WE all know that managers spend their whole time in meetings, leaving others to do the hard graft.

Apparently, the average US boss spends 450-500 hours a year in meetings!

Many enjoy what for others seems meaningless and time-wasting. One Spinnaker contact remembers one of her bosses, who refused to let meetings last for more than half an hour, during which participants were not allowed to sit down. This concentrated the mind wonderfully, and prevented unnecessary waffling by time wasters or those who just couldn’t resist the chance to tell everyone how brilliant they were.

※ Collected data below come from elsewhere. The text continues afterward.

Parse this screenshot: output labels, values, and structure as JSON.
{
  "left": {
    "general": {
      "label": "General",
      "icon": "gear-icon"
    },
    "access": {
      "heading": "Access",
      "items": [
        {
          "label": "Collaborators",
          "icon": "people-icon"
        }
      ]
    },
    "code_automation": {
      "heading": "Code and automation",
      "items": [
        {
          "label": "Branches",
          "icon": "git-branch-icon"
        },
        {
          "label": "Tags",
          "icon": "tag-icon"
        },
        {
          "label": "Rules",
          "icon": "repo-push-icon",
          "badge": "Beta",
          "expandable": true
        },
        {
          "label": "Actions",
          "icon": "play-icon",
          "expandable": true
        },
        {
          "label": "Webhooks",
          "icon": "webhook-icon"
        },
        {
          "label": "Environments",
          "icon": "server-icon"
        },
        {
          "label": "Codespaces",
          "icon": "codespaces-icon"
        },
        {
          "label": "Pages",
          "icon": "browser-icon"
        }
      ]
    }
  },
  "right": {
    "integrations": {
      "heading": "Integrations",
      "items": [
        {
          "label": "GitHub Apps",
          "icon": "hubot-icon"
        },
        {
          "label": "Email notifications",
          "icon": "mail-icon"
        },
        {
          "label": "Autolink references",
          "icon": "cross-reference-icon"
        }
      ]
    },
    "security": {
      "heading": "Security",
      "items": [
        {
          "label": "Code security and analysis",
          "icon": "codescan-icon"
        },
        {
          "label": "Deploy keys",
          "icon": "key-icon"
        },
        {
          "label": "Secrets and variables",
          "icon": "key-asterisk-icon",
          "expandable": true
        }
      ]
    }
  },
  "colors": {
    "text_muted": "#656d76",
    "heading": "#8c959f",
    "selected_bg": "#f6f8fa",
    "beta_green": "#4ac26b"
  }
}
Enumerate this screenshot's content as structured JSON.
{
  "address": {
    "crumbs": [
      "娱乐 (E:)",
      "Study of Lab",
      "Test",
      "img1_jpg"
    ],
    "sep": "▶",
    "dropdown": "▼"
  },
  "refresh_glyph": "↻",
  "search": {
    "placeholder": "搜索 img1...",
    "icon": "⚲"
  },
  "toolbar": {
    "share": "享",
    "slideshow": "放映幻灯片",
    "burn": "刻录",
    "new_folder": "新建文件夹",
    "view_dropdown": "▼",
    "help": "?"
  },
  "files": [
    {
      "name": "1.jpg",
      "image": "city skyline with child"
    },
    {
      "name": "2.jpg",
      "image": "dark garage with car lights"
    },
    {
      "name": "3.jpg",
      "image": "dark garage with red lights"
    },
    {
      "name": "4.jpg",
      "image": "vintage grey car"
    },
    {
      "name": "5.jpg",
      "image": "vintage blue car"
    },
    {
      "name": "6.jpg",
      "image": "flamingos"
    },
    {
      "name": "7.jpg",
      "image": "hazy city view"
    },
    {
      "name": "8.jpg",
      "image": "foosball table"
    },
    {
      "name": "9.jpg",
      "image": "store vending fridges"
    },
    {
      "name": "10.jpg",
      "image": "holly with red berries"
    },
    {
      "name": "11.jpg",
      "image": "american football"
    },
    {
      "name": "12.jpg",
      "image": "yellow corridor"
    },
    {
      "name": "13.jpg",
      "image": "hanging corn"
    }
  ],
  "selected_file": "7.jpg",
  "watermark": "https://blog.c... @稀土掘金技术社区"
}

According to Charlie Hawkins, who has written a book called Make Meetings Matter, getting the best out of them is the key to the game. Attention needs to be paid to such issues as what the purpose of the meeting is (anyone working in a large business will know that this is not always obvious), and what the preferred outcome of the meeting might be.

Hawkins mentions the committee syndrome by which the camel is a beast that was originally supposed to be a horse, but was designed by committee. A similar story was told by one of Spinnaker’s contributors who remembers her father speaking of a tank, designed by a committee of war ministry types, in which the engine could not be installed because it was too big for the space available.

Other discussions include that of the so-called meeting “hostage”, namely those poor souls trapped in a meeting they feel they shouldn’t be attending. We can all relate to that.

Avoidance of meetings is also tackled. Perhaps submitting a learned paper, complete with bullet points, action plans and the like, will mean you can avoid the meeting altogether. Pressure of work is also a good wheeze when attempting to postpone the inevitable.

No refreshments or breaks are one way of stopping prolonged meetings. We are reminded of the cartoon strip Asterix, which maintained that the Romans conquered Britain because they only waged war at tea time and at weekends. A lesson to us all.